= Colorado Poetry Fellowship =

The Colorado Poetry Fellowship was incorporated in 1934 with the purpose of "encouraging the development and recognition of the poets of our own region [and] sponsoring programs by distinguished guest poets and critics." Also integral to the purpose of the group was their participation in International Poetry Week, for which they organized programs and events. Formed in the spirit of the women's clubs which were so prevalent in American culture at the time, the leadership and membership of the group was primarily female. Nonetheless, men were welcomed into the group, and Levette J. Davidson, professor of English at the University of Denver, was on the Board of the group. Ida Kruse McFarlane, another well-known University of Denver faculty member, served as an advisor to the Board in its early years.
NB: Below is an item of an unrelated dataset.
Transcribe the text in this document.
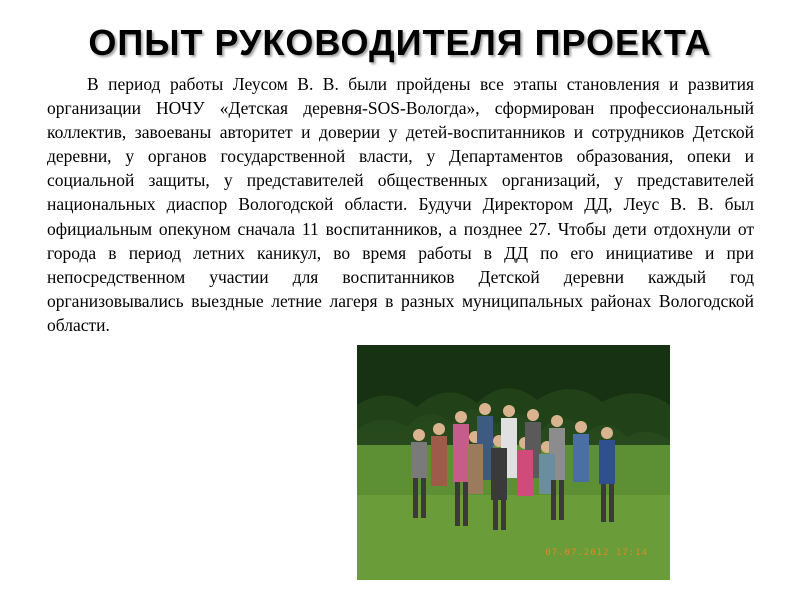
ОПЫТ РУКОВОДИТЕЛЯ ПРОЕКТА

В период работы Леусом В. В. были пройдены все этапы становления и развития организации НОЧУ «Детская деревня-SOS-Вологда», сформирован профессиональный коллектив, завоеваны авторитет и доверии у детей-воспитанников и сотрудников Детской деревни, у органов государственной власти, у Департаментов образования, опеки и социальной защиты, у представителей общественных организаций, у представителей национальных диаспор Вологодской области. Будучи Директором ДД, Леус В. В. был официальным опекуном сначала 11 воспитанников, а позднее 27. Чтобы дети отдохнули от города в период летних каникул, во время работы в ДД по его инициативе и при непосредственном участии для воспитанников Детской деревни каждый год организовывались выездные летние лагеря в разных муниципальных районах Вологодской области.

07.07.2012 17:14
By 1938 the Fellowship had nearly 380 members. They held quarterly meetings, at which they listened to local poets present their work. They also organized lecture-recitals, which featured nationally known poets. Among those that the Fellowship brought to Denver were May Sarton, Langston Hughes, Don Blanding, Robert Frost, Haniel Long and William Rose Benét. The Fellowship also published a periodic poetry magazine, Timberlines. The magazine featured regional poets, listings of poetry events, and listings and reviews of new poetry books. Timberlines was published from 1938 to 1964, when the Fellowship disbanded.